The correlation of the observations with Vs30 was perhaps expected to be stronger for the shorter periods. Vs30 and SA have been found to have a strong correlation at T=1 s in empirical ground- motion data sets, such as the NGA-W2 dataset (Ancheta, et al., 2014). The repeated Vs30 values and banded Vs30 behavior for the spatially dense CSN stations, also discussed in Figure 4.15C, likely obscures the Vs30 scaling at the shorter length-scales (i.e., shorter periods). The observed stronger correlation between SA and Vs30 for the longer periods might also come as a surprise, due to the fact that from its definition the Vs30 measure only accounts for the local, near surface conditions.
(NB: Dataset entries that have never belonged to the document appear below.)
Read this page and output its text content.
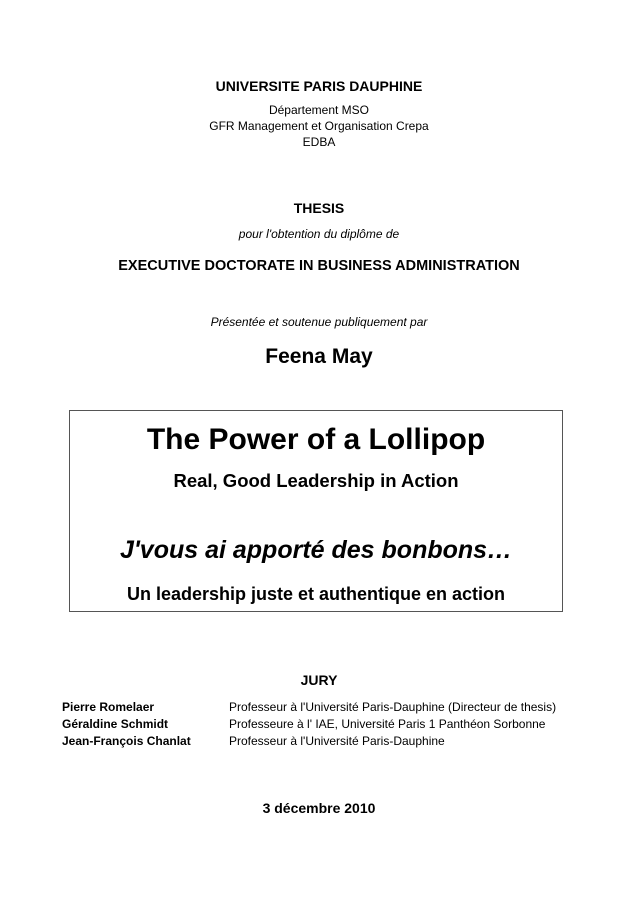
UNIVERSITE PARIS DAUPHINE
Département MSO
GFR Management et Organisation Crepa
EDBA
THESIS
pour l'obtention du diplôme de
EXECUTIVE DOCTORATE IN BUSINESS ADMINISTRATION
Présentée et soutenue publiquement par
Feena May
The Power of a Lollipop
Real, Good Leadership in Action
J'vous ai apporté des bonbons…
Un leadership juste et authentique en action
JURY
Pierre Romelaer	Professeur à l'Université Paris-Dauphine (Directeur de thesis)
Géraldine Schmidt	Professeure à l' IAE, Université Paris 1 Panthéon Sorbonne
Jean-François Chanlat	Professeur à l'Université Paris-Dauphine
3 décembre 2010
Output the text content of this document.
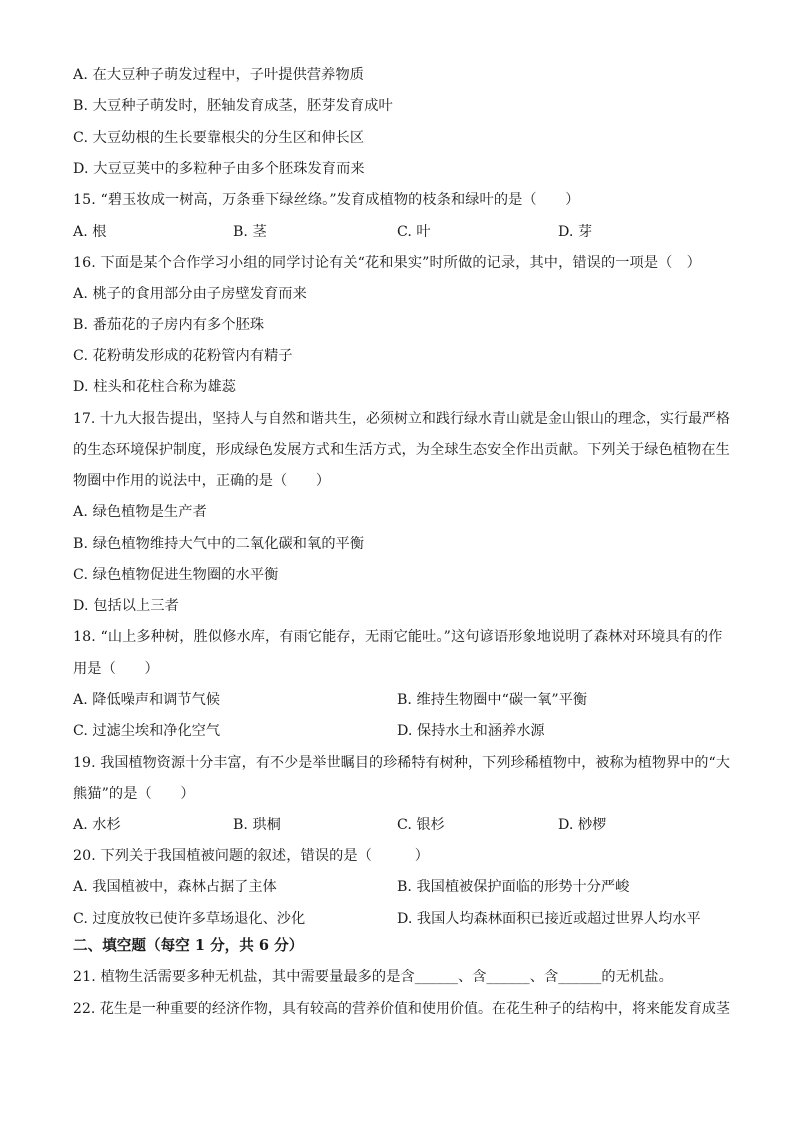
A. 在大豆种子萌发过程中，子叶提供营养物质
B. 大豆种子萌发时，胚轴发育成茎，胚芽发育成叶
C. 大豆幼根的生长要靠根尖的分生区和伸长区
D. 大豆豆荚中的多粒种子由多个胚珠发育而来
15. “碧玉妆成一树高，万条垂下绿丝绦。”发育成植物的枝条和绿叶的是（　　）
A. 根	B. 茎	C. 叶	D. 芽
16. 下面是某个合作学习小组的同学讨论有关“花和果实”时所做的记录，其中，错误的一项是（　）
A. 桃子的食用部分由子房壁发育而来
B. 番茄花的子房内有多个胚珠
C. 花粉萌发形成的花粉管内有精子
D. 柱头和花柱合称为雄蕊
17. 十九大报告提出，坚持人与自然和谐共生，必须树立和践行绿水青山就是金山银山的理念，实行最严格
的生态环境保护制度，形成绿色发展方式和生活方式，为全球生态安全作出贡献。下列关于绿色植物在生
物圈中作用的说法中，正确的是（　　）
A. 绿色植物是生产者
B. 绿色植物维持大气中的二氧化碳和氧的平衡
C. 绿色植物促进生物圈的水平衡
D. 包括以上三者
18. “山上多种树，胜似修水库，有雨它能存，无雨它能吐。”这句谚语形象地说明了森林对环境具有的作
用是（　　）
A. 降低噪声和调节气候	B. 维持生物圈中“碳一氧”平衡
C. 过滤尘埃和净化空气	D. 保持水土和涵养水源
19. 我国植物资源十分丰富，有不少是举世瞩目的珍稀特有树种，下列珍稀植物中，被称为植物界中的“大
熊猫”的是（　　）
A. 水杉	B. 珙桐	C. 银杉	D. 桫椤
20. 下列关于我国植被问题的叙述，错误的是（　　　）
A. 我国植被中，森林占据了主体	B. 我国植被保护面临的形势十分严峻
C. 过度放牧已使许多草场退化、沙化	D. 我国人均森林面积已接近或超过世界人均水平
二、填空题（每空 1 分，共 6 分）
21. 植物生活需要多种无机盐，其中需要量最多的是含______、含______、含______的无机盐。
22. 花生是一种重要的经济作物，具有较高的营养价值和使用价值。在花生种子的结构中，将来能发育成茎
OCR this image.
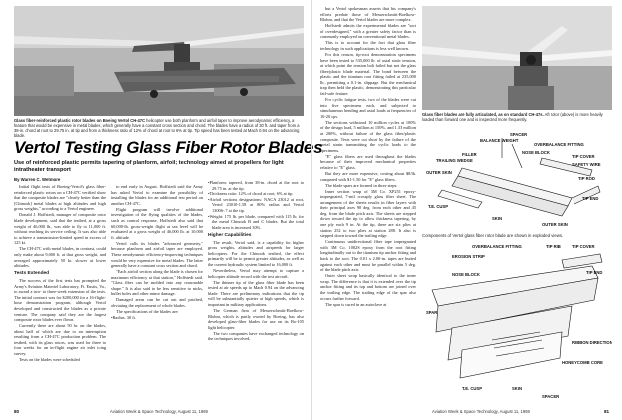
Glass fiber-reinforced plastic rotor blades on Boeing Vertol CH-47C helicopter use both planform and airfoil taper to improve aerodynamic efficiency, a feature that would be expensive in metal blades, which generally have a constant cross section and chord. The blades have a radius of 30 ft. and taper from a 38-in. chord at root to 29.75 in. at tip and from a thickness ratio of 12% of chord at root to 6% at tip. Tip speed has been tested at Mach 0.94 on the advancing blade.
Vertol Testing Glass Fiber Rotor Blades
Use of reinforced plastic permits tapering of planform, airfoil; technology aimed at propellers for light intratheater transport
By Warren C. Wetmore

Initial flight tests of Boeing-Vertol's glass fiber-reinforced plastic rotors on a CH-47C verified show that the composite blades are "clearly better than the [Chinook] metal blades at high altitudes and high gross weights," according to a Vertol engineer.

Donald J. Hoffstedt, manager of composite rotor blade development, said that the testbed, at a gross weight of 46,000 lb., was able to fly to 11,000 ft. without reaching its service ceiling. It was also able to achieve a transmission-limited speed in excess of 125 kt.

The CH-47C with metal blades, in contrast, could only make about 9,000 ft. at that gross weight, and averaged approximately 50 kt. slower at lower altitudes.

Tests Extended

The success of the first tests has prompted the Army's Aviation Materiel Laboratory, Ft. Eustis, Va., to award a two- to three-week extension of the tests. The initial contract was for $200,000 for a 16-flight-hour demonstration program, although Vertol developed and constructed the blades as a private venture. The company said they are the largest composite rotor blades ever flown.

Currently there are about 50 hr. on the blades, about half of which are due to an interruption resulting from a CH-47C production problem. The testbed, with its glass rotors, was used for three to four weeks for an in-flight engine air inlet icing survey.

Tests on the blades were scheduled

to end early in August. Hoffstedt said the Army has asked Vertol to examine the possibility of installing the blades for an additional test period on another CH-47C.

Flight program will involve additional investigation of the flying qualities of the blades, such as control response, Hoffstedt also said that 60,000-lb. gross-weight flight at sea level will be evaluated at a gross weight of 46,000 lb. at 10,000 ft. altitude.

Vertol calls its blades "advanced geometry," because planform and airfoil taper are employed. These aerodynamic efficiency-improving techniques would be very expensive for metal blades. The latter generally have a constant cross section and chord.

"Each airfoil section along the blade is chosen for maximum efficiency at that station," Hoffstedt said. "Glass fiber can be molded into any reasonable shape." It is also said to be less sensitive to nicks, bullet holes and other minor damage.

Damaged areas can be cut out and patched, obviating the replacement of whole blades.

The specifications of the blades are:

• Radius. 30 ft.
• Planform: tapered, from 38-in. chord at the root to 29.75 in. at the tip.
• Thickness ratio: 12% of chord at root; 6% at tip.
• Airfoil sections designations: NACA 23012 at root, Vertol 23010-1.58 at 80% radius and Vertol 13006-.7 at the tip.
• Weight: 175 lb. per blade, compared with 115 lb. for the metal Chinook B and C blades. But the total blade area is increased 30%.
Higher Capabilities

The result, Vertol said, is a capability for higher gross weights, altitudes and airspeeds for larger helicopters. For the Chinook testbed, the effect primarily will be to permit greater altitudes, as well as the current hydraulic system limited to 16,000 ft.

Nevertheless, Vertol may attempt to capture a helicopter altitude record with the test aircraft.

The thinner tip of the glass fiber blade has been tested at air speeds up to Mach 0.94 on the advancing blade. There are preliminary indications that the tip will be substantially quieter at high speeds, which is important in military applications.

The German firm of Messerschmitt-Boelkow-Blohm, which is partly owned by Boeing, has also developed glass-fiber blades for use on its Bo-105 light helicopter.

The two companies have exchanged technology on the techniques involved,

80	Aviation Week & Space Technology, August 11, 1969

but a Vertol spokesman asserts that his company's efforts predate those of Messerschmitt-Boelkow-Blohm, and that the Vertol blades are more complex.

Hoffstedt admits the experimental blades are "sort of overdesigned," with a greater safety factor than is commonly employed on conventional metal blades.

This is to account for the fact that glass fiber technology in such applications is less well known.

For this reason, tip-root demonstration specimens have been tested to 535,000 lb. of axial static tension, at which point the tension bolt failed but not the glass fiber/plastic blade material. The bond between the plastic and the titanium root fitting failed at 235,000 lb., permitting a 0.1-in. slippage. But the mechanical trap then held the plastic, demonstrating this particular fail-safe feature.

For cyclic fatigue tests, two of the blades were cut into five specimens each, and subjected to simultaneous bending and axial loads at frequencies of 10-20 cps.

The sections withstood 10 million cycles at 100% of the design load, 5 million at 150%, and 1.33 million at 200%, without failure of the glass fiber/plastic composite. Tests were cut short by the failure of the metal strain transmitting the cyclic loads to the specimens.

"E" glass fibers are used throughout the blades because of their improved mechanical properties relative to "E" glass.

But they are more expensive, costing about $8/lb. compared with $1-1.50 for "E" glass fibers.

The blade spars are formed in three steps:

Inner section wrap of 3M Co. XP251 epoxy-impregnated, 7-mil crossply glass fiber sheet. The arrangement of the sheets results in fiber layers with their principal axes 90 deg. from each other and 45 deg. from the blade pitch axis. The sheets are stepped down toward the tip to allow thickness tapering, by one ply each 9 in. At the tip, there are six plies at station 252 to two plies at station 288. It also is stepped down toward the trailing edge.

Continuous unidirectional fiber tape impregnated with 3M Co. 1002S epoxy from the root fitting longitudinally out to the titanium tip anchor fitting and back to the root. The 0.01 x 2.00-in. tapes are butted against each other and must be parallel within 5 deg. of the blade pitch axis.

Outer sheet wrap basically identical to the inner wrap. The difference is that it is extended over the tip anchor fitting and its top and bottom are joined over the trailing edge. The trailing edge of the spar also occurs farther forward.

The spar is cured in an autoclave at

Glass fiber blades are fully articulated, as on standard CH-47s. Aft rotor (above) is more heavily loaded than forward one and is inspected more frequently.
SPACER
BALANCE WEIGHT
OVERBALANCE FITTING
NOSE BLOCK
FILLER
TRAILING WEDGE
TIP COVER
SAFETY WIRE
TIP ROD
OUTER SKIN
TIP END
T.E. CUSP
SKIN
OUTER SKIN
Components of Vertol glass fiber rotor blade are shown in exploded views.
OVERBALANCE FITTING	TIP RIB	TIP COVER
EROSION STRIP
TIP END
NOSE BLOCK
SPAR
RIBBON DIRECTION
HONEYCOMB CORE
T.E. CUSP	SKIN
SPACER
Aviation Week & Space Technology, August 11, 1969	81
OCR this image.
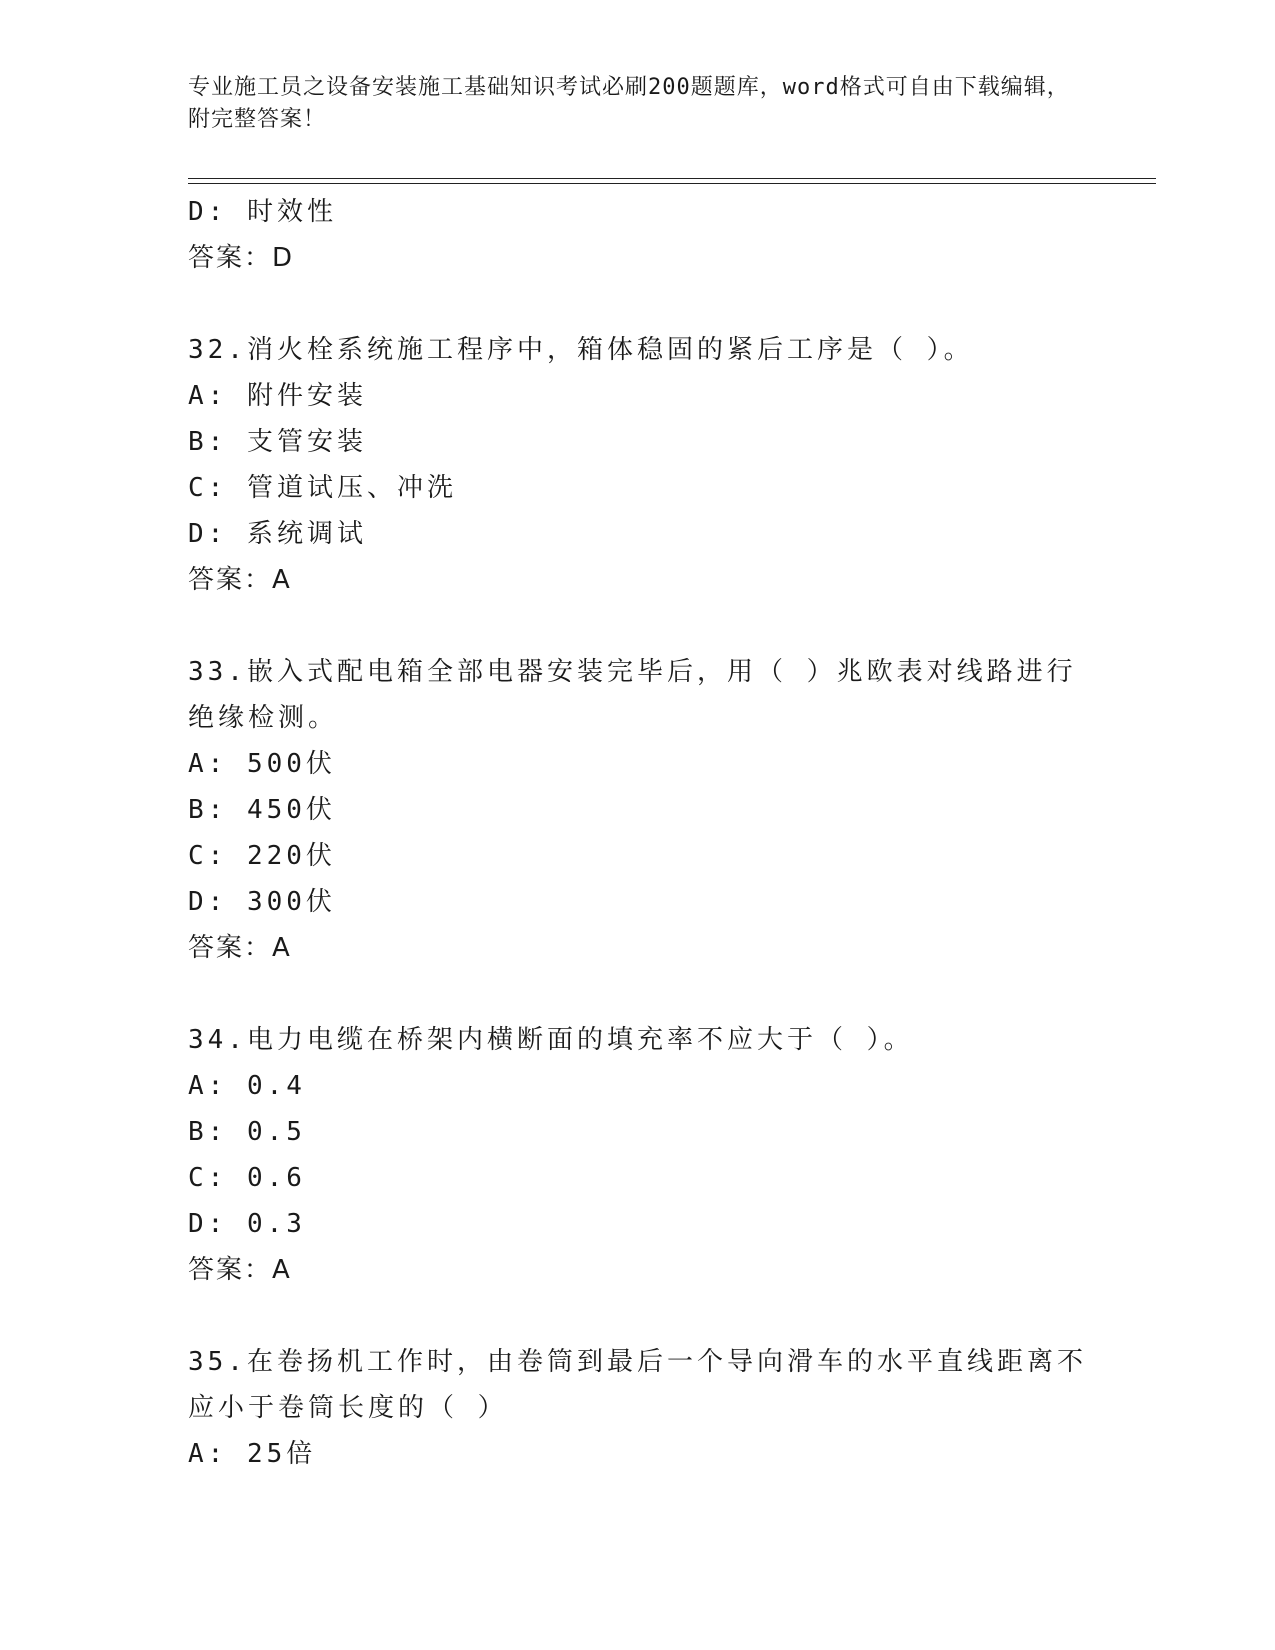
专业施工员之设备安装施工基础知识考试必刷200题题库，word格式可自由下载编辑，附完整答案！
D: 时效性
答案：D
32.消火栓系统施工程序中，箱体稳固的紧后工序是（ ）。
A: 附件安装
B: 支管安装
C: 管道试压、冲洗
D: 系统调试
答案：A
33.嵌入式配电箱全部电器安装完毕后，用（ ）兆欧表对线路进行绝缘检测。
A: 500伏
B: 450伏
C: 220伏
D: 300伏
答案：A
34.电力电缆在桥架内横断面的填充率不应大于（ ）。
A: 0.4
B: 0.5
C: 0.6
D: 0.3
答案：A
35.在卷扬机工作时，由卷筒到最后一个导向滑车的水平直线距离不应小于卷筒长度的（ ）
A: 25倍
These correlation trends likely result from the inherent correlation of Vs30 with basement depth in the Los Angeles region, as demonstrated in Figure 4.15C. At the longer periods, the correlation between SA and depth-to-basement is found to be stronger than the correlation between SA and Ss30. Another possible reason, however, could be the hybrid approach used to derive the Vs30 values, where apart from site-specific Vs30 measurements, surface geological units and topographic gradient are also taken into account (Thompson, et al., 2014). It is possible that these larger-scale features result in the correlation observed for the longer periods.

Figure 4.17. SA correlation with Ss30, for the M7.1 event. (A) T=1 s. (B) T=3 s. (C) T=6 s. (D) T=8 s. Damping ratio ζ=5%. Circles: CSN stations, Diamonds: SCSN & CSMIP stations. The

solid line shows the least-squares (LS) regression fit. The slope and intercept of the LS regression line, and the standard deviation are provided in each subplot.